Aspettando Michelle Hunziker, attesa sabato, nella St. Jakobshalle di Basilea faranno gli onori di casa Hazel Brugger e Sandra Studer. Dopo averli visti nei rispettivi videoclip, il pubblico eurovisivo vedrà dal vivo, nell’ordine: l’Islanda del duo Væb, con ‘Ròa’, in un momento di K-pop nordico; la Polonia con la rumorosa ‘Gaja’ (Terra) di Justyna Steczkowska, digitalmente immersa nei quattro elementi e con ampie chance di finale; la Slovenia di Klemen sotto un cielo rosso di stelle e una storia di vita vera (la guarigione della moglie); l’Estonia di Tommy Cash con la ormai nota ‘Espresso Macchiato’, che forse per troppa notorietà non ha scaldato i cuori degli addetti ai lavori. In finale di diritto, ma anche per soddisfare le aspettative di Francisco, la Spagna con Melody (‘Diva’), che gioca su alcuni punti fermi nazionali (flamenco in testa) in un brano che passa dal buio alla luce. L’Ucraina con gli Ziferblat (‘Bird of Pray’) è per i palati fini del miglior alternative rock.

Quella della Svezia con i KAJ (‘Bara Bada Bastu’) è una sauna svedese riprodotta in legno, asciugamani e foreste di betulla (tutta la halle giornalistica canta “Åh, ey-åh, ey-åh”, per quel che può valere). Gli amanti dei volumi bassi potrebbero apprezzare i Napa dal Portogallo, a parlare di nostalgia di casa nella bella ‘Deslocado’, dove gli effetti speciali più potenti sono il panorama di Madera, cittadina sul mare. Poi la Norvegia con ‘Lighter’ di Kyle Alessandro, che per cassa in quattro fa il pari con ‘Strobe Lights’ del rosso (di capelli) Red Sebastian, il martello dance del Belgio che tanto piacerà agli amanti del tunz-tunz più estremo. L’Italia è nei due Marshall giganteschi e il pianoforte a coda lunghissimo di un fumettistico Lucio Corsi, accolto tiepidamente dai presenti ma congedato con più convinzione. Il funk dell’Azerbaigian dei Mamagama (‘Run with U’) verrà oscurato dal David di Michelangelo alle spalle di Gabry Ponte per San Marino: nella halle pomeridiana, quella per ‘Tutta l’Italia’ è una piccola ovazione.

Seguiranno l’Albania dell’elegante duo elettro-pop Shkodra Elektronike (‘Zjerm’), i Paesi Bassi di Claude (‘C’est la vie’) e la pulsante Croazia di Marko Bošnjak (‘Poison Cake’). Poi il mondo vedrà la Big Five Svizzera in tinte caravaggesche con Zoë Më nel suo ‘Voyage’, una cosa di classe che quest’anno non ce n’è. Chiuderà l’energico Theo Evan per Cipro: il titolo della canzone, ‘Shh’, è un invito al silenzio che all’Esc pare quasi una bestemmia, ma il contenuto è tutt’altro.

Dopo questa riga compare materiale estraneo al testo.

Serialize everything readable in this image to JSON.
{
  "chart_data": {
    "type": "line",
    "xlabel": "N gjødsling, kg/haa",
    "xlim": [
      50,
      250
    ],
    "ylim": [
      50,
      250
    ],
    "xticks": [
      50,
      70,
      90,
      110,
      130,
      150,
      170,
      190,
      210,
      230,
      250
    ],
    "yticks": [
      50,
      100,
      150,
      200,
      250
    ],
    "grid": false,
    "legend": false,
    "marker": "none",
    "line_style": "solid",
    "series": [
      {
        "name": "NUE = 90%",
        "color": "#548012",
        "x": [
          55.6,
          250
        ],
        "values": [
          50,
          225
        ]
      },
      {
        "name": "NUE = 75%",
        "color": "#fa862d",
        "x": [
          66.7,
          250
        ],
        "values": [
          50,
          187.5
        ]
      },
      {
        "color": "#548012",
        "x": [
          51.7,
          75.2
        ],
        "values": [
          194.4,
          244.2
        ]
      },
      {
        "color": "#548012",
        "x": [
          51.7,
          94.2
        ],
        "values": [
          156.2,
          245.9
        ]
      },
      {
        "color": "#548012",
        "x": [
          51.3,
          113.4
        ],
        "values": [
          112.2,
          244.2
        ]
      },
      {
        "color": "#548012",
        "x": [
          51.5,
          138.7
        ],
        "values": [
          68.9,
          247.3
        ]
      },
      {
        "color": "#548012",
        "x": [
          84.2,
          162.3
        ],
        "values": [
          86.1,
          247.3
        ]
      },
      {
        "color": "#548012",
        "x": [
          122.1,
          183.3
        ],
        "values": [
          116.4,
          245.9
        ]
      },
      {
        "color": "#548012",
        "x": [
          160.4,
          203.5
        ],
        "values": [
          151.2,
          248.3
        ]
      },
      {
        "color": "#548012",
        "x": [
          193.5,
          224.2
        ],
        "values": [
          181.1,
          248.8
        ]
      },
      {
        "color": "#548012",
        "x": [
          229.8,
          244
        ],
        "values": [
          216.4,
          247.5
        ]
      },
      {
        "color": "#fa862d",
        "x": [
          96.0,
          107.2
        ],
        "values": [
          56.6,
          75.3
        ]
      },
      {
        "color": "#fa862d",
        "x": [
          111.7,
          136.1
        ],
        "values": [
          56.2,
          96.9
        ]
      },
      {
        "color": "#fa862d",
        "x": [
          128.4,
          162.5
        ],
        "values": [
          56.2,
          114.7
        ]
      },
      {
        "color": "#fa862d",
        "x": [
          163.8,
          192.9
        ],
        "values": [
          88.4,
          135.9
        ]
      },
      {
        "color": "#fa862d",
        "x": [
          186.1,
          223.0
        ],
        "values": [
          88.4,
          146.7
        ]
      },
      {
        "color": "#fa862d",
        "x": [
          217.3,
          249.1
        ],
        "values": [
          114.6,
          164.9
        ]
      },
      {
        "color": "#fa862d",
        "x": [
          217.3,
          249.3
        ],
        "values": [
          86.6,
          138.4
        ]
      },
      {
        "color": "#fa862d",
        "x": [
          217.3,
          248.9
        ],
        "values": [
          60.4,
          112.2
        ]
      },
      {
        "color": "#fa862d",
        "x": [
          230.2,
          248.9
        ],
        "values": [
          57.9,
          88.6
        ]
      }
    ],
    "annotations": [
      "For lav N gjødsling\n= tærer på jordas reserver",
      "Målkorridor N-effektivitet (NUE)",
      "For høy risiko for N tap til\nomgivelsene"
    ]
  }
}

Il boato della St. Jakobshalle, quello dei fortunati che hanno trovati i biglietti per la prima delle prove generali di ieri, iniziate alle 21 e proiettata nella sala stampa, è cento volte quanto vissuto di pomeriggio nel palazzetto semivuoto dai più composti rappresentanti dei media. Una cosa è certa: non saranno solo cuoricini.